The interaction between endurance time with activities and participation was evinced in moderate-to-high correlation coefficients for some questionnaire answers. The L5 slope was moderately correlated to activity limitations only in women after surgery. Earlier studies have shown the relationship between impairments, activity limitations and participation restrictions to be weak for patients with low back pain [16, 24, 44, 46, 47]. Also, the specific impairments fatigue and endurance have low correlation coefficients with the Oswestry questionnaire and the Roland–Morris questionnaire [16, 24, 44]. The moderate-to-high correlation between endurance time and some activity limitations and participation restrictions for the present patients might be because only patients with lumbar disc herniation were investigated. For many patients, the leg pain was more bothersome than the back pain. Clinically, patients with lumbar disc herniation are therefore not comparable with other patients with low back pain. Patients developing chronic low back pain are more affected by psychosocial factors, especially coping strategies than other patients with low back pain [6]. Also, the pathogenesis and treatment could influence their situation.

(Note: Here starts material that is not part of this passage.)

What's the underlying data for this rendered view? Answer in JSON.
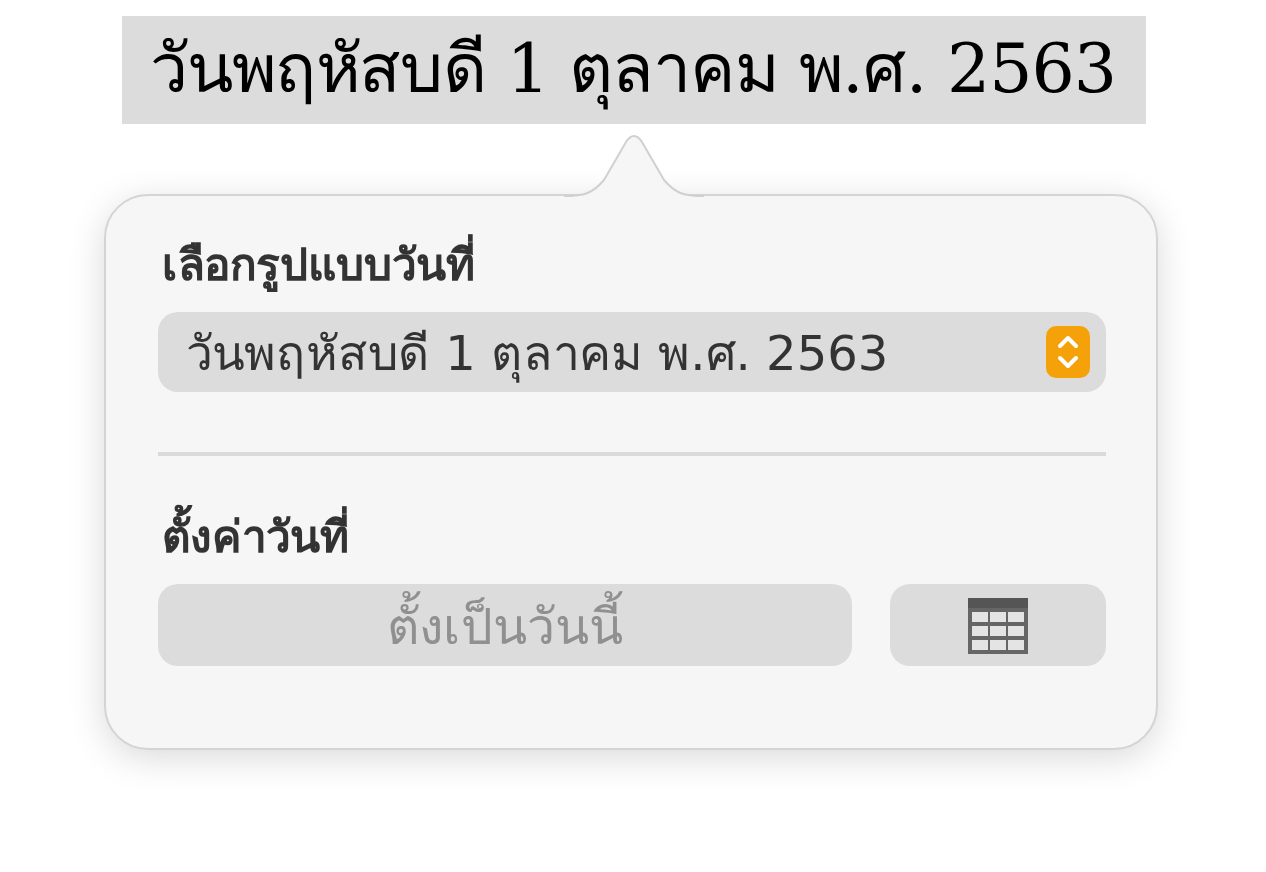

Our patients had a clear diagnosis and were about to receive treatment to “cure” their pain “overnight”. Hence, they might have had a positive attitude, which influenced both their endurance performance and their questionnaire scores.
Conclusions
We conclude the main findings of the current study to be that:
Back muscle fatigue improved with surgery for men with lumbar disc herniation.
Both subjective and objective measures are needed to fully describe the back muscle fatigue.
A moderate-to-high correlation between endurance time and activity limitations exists in patients with lumbar disc herniation.